Background: The tricyclic cyclooxygenase-2 (COX-2) inhibitors celecoxib and rofecoxib exhibit different magnitudes of antiproliferative activity against the human prostate cancer cell lines LNCaP and PC-3. We investigated the correlation between the COX-2 inhibitory potencies, antiproliferative activities and the nature of the central ring system of novel tricyclic COX-2 inhibitors belonging to the diarylcycloalkyl and diarylheterocyclic classes possessing a central 3-membered cyclopropyl (1 and 2), a 5-membered isoxazoline (3), an isoxazole (4) or 2-(5H) furanone (5), and a 6-membered pyran-2-one (6a-c) ring system.
Materials and methods: Novel tricyclics were synthesized and evaluated in vitro for their COX-1/COX-2 inhibitory activities and their abilities to inhibit cell proliferation in prostate (AT3B-1, PC-3 and LNCaP) and breast (MCF-7) cancer cell lines. A molecular modeling study was carried out to characterize the electronic nature of the central ring systems of the novel tricyclic COX-2 inhibitors.

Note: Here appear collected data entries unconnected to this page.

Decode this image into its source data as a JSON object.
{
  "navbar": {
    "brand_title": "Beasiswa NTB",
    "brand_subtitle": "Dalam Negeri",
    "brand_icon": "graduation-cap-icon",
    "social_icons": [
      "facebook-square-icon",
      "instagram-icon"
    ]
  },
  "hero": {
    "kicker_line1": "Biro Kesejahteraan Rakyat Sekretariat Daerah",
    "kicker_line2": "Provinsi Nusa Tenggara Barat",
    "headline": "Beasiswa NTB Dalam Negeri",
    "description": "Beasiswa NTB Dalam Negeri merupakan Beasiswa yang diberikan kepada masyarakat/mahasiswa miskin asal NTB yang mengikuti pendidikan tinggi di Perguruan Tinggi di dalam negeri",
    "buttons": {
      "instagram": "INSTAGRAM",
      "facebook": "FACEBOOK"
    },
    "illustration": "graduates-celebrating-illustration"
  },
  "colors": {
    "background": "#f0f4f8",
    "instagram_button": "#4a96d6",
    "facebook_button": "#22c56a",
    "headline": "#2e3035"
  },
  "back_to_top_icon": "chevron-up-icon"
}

Results: The isoxazoline (3), which exhibited excellent COX-2 inhibitory potency and selectivity, showed growth inhibition in all the cell lines tested with IC50 values of 349 microM (AT3B-1), 378 microM (PC-3), 100 microM (LNCaP) and 200 microM (MCF-7), respectively. The rofecoxib analog (5) and 6-membered pyran-2-ones (6a-c) showed weak inhibition (MCF-7, AT3-B-1 and PC-3) inspite of possessing good COX-2 inhibitory potencies and selectivities.
Conclusion: This study demonstrates that the antiproliferative activity profiles exhibited by the novel tricyclic COX-2 inhibitors is dependent on the electronic nature of the central ring system and is independent of their COX-2 inhibitory potencies and selectivities. Accordingly, the 2,3-dimethyl-5-(4-methylsulfonylphenyl)-4-phenyl-4-isoxazoline (3), which possesses an electron rich central 5-membered isoxazole ring, could serve as a lead compound to develop novel drugs to treat prostate cancer.